このレビューはネタバレを含みます▼
試し読みでこれは!という見事な導入。この作品は推せます!
登場人物の20歳で派遣の日雇い労働をしている、二神まひるがデザイナーの新井陽平にスカウトされるところから始まる。プリティウーマンBLかマイフェアレディBLといえるか。
まひるには女顔だったこと、女兄弟からのおさがりで過ごした幼少期にいじめにあった過去。などから自信をもてない日々をすごした。その息苦しさから上京したまひるが初めて自分を開放して楽しめる場所がファッションブランドLiMのモデルだった。これは素敵な展開。まひるは全編通してマイルドヤンキーでかわいいワンコ状態になる。垢ぬけていく過程をファッションで見せていく構成も見ていて楽しかった。
この話にはまひると陽平のラブストーリーが織り込まれているが、今回は陽平サイトをフォーカスしたい。
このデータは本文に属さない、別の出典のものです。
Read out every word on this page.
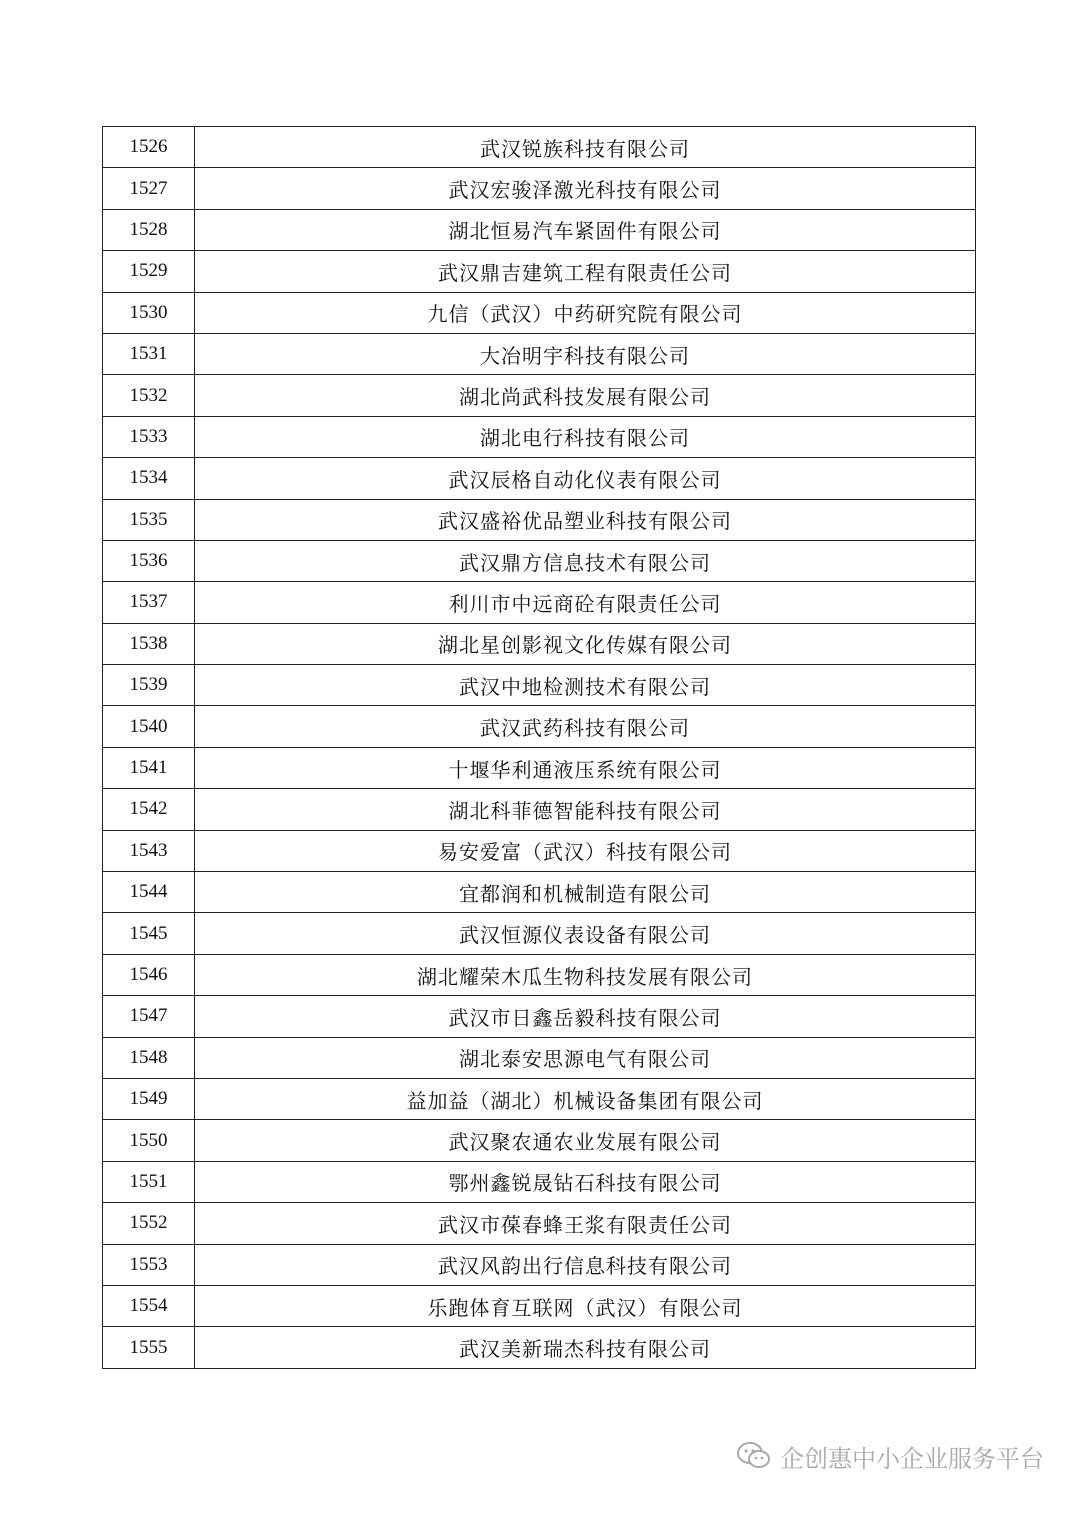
1526	武汉锐族科技有限公司
1527	武汉宏骏泽激光科技有限公司
1528	湖北恒易汽车紧固件有限公司
1529	武汉鼎吉建筑工程有限责任公司
1530	九信（武汉）中药研究院有限公司
1531	大冶明宇科技有限公司
1532	湖北尚武科技发展有限公司
1533	湖北电行科技有限公司
1534	武汉辰格自动化仪表有限公司
1535	武汉盛裕优品塑业科技有限公司
1536	武汉鼎方信息技术有限公司
1537	利川市中远商砼有限责任公司
1538	湖北星创影视文化传媒有限公司
1539	武汉中地检测技术有限公司
1540	武汉武药科技有限公司
1541	十堰华利通液压系统有限公司
1542	湖北科菲德智能科技有限公司
1543	易安爱富（武汉）科技有限公司
1544	宜都润和机械制造有限公司
1545	武汉恒源仪表设备有限公司
1546	湖北耀荣木瓜生物科技发展有限公司
1547	武汉市日鑫岳毅科技有限公司
1548	湖北泰安思源电气有限公司
1549	益加益（湖北）机械设备集团有限公司
1550	武汉聚农通农业发展有限公司
1551	鄂州鑫锐晟钻石科技有限公司
1552	武汉市葆春蜂王浆有限责任公司
1553	武汉风韵出行信息科技有限公司
1554	乐跑体育互联网（武汉）有限公司
1555	武汉美新瑞杰科技有限公司
企创惠中小企业服务平台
まず、ブランドのコンセプトがかなりしっかりしていたことに驚いた。LiMは少しで最大のよさが得られる服の他にレディース(L)とメンズ(M)の間の自分(i)は並行で区切りはないって2重の意味をかけてあるってカッコよくないか!しかも自分が小文字なのもクール。そしてパンクファッション。作中、陽平が所々で裁縫をするシーンがある。なんならベットサイドで刺繍をしている姿もあって、その表情やしぐさで服への愛の深さが見て取れる。それゆえに中盤で陽平が語るつぶやきには痺れるものがあった。
この作品を読んで、子供の頃の足踏みミシンを思い出した。いま思えば服を作ってもらうって愛だね。